Extremistas que planejavam atentados terroristas no Egito são presos

Os órgãos de segurança egípcios prenderam 22 extremistas islâmicos acusados de "conspirar" para cometer ações terroristas contra alvos turísticos e líderes religiosos muçulmanos e cristãos. Segundo um comunicado divulgado nesta quarta-feira pelo Ministério do Interior, os detidos pertencem a um grupo chamado "Al Taefa al Mansura" (Seita Vitoriosa), e planejavam também atentados com carros-bomba contra gasodutos e instituições vitais do país.
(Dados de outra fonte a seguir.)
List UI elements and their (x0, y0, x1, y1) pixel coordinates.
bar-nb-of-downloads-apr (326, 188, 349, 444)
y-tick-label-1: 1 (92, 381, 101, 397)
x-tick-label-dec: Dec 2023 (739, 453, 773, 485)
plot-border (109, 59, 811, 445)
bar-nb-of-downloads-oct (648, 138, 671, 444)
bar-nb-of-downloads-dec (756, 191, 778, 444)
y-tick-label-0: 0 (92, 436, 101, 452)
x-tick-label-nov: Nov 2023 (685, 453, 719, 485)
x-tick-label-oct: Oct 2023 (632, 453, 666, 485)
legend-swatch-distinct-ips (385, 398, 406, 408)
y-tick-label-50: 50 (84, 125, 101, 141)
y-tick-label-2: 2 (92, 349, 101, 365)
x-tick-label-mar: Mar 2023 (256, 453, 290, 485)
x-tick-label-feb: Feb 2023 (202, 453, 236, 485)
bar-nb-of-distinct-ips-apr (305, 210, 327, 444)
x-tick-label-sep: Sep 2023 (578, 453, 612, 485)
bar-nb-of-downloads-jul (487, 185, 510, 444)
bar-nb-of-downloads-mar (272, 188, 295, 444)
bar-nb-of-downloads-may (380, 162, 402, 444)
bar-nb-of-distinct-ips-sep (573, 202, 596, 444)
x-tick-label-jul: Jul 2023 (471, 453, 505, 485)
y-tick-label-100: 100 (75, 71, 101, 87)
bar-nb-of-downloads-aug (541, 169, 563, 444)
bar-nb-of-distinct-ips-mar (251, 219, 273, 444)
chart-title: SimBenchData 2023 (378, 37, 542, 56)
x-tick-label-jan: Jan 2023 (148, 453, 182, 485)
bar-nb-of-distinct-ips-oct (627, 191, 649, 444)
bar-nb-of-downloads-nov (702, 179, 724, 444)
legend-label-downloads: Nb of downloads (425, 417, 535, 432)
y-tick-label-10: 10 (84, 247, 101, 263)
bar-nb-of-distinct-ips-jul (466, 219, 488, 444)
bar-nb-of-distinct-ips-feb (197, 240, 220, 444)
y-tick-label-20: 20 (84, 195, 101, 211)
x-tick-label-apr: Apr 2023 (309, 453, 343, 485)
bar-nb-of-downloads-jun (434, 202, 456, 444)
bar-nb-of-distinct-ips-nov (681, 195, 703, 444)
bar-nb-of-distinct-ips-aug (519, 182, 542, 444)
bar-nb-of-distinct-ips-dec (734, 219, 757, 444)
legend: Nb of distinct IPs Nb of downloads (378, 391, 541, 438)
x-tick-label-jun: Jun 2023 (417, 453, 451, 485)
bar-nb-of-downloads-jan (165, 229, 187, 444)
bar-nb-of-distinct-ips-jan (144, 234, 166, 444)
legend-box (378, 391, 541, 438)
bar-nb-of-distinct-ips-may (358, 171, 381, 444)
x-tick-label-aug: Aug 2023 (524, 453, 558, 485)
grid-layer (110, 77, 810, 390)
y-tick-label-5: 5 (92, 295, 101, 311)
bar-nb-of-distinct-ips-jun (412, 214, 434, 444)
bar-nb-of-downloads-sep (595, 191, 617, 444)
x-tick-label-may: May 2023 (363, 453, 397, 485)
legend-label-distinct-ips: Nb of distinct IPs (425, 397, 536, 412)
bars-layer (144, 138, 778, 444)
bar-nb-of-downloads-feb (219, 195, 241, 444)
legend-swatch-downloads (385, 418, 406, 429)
A nota não precisa quando as prisões aconteceram, mas afirma que os órgãos de segurança "tinham começado há alguns meses uma campanha de acompanhamento de seus movimentos". Os 22 extremistas, liderados por Ahmed Mohammed Ali Gabr, conhecido como "Abu Musab", e seu assessor Ahmed Mohammed Basuni, conhecido como "Abu Bakr Al-Masri", foram capturados em quatro bairros de Cairo, acrescenta o comunicado. A nota afirma que as forças de segurança confiscaram computadores e discos, assim como documentos que incluem informação sobre a fabricação de explosivos e nomes dos lugares que o grupo planejava atacar. Nas casas dos detidos, a polícia também encontrou números de telefone de estrangeiros "com os quais o líder do grupo mantinha contatos". Além disso, a organização terrorista se relacionava com alguns grupos do exterior para conseguir ajuda e enviar seus membros aos "lugares da Jihad (guerra santa)", acrescenta a nota. Também indica que os detidos tentavam estabelecer um campo de treinamento militar para seus membros na localidade de Al Saf, ao sul da capital. Esta notícia aparece poucas semanas depois de as autoridades egípcias anunciarem a libertação de mais de 950 membros do grupo Jemaa Islamiya (Assembléia Islâmica), após comprovar que tinham abandonado suas idéias extremistas. A Jemaa Islamiya lançou entre 1992 e 1998 uma violenta campanha para derrubar o regime do presidente egípcio, Hosni Mubarak, que causou a morte de 1.300 pessoas. Em sua campanha, o grupo atacou vários turistas estrangeiros para privar o país de uma de suas principais fontes de receita, e conseguiu transformar o Egito em um lugar evitado para o turismo durante esses anos. Esse grupo renunciou à violência em 1998, após o massacre em Luxor, na qual 58 turistas estrangeiros foram assassinados a tiros no templo de Hatshepsut, e renovou este compromisso de não violência várias vezes.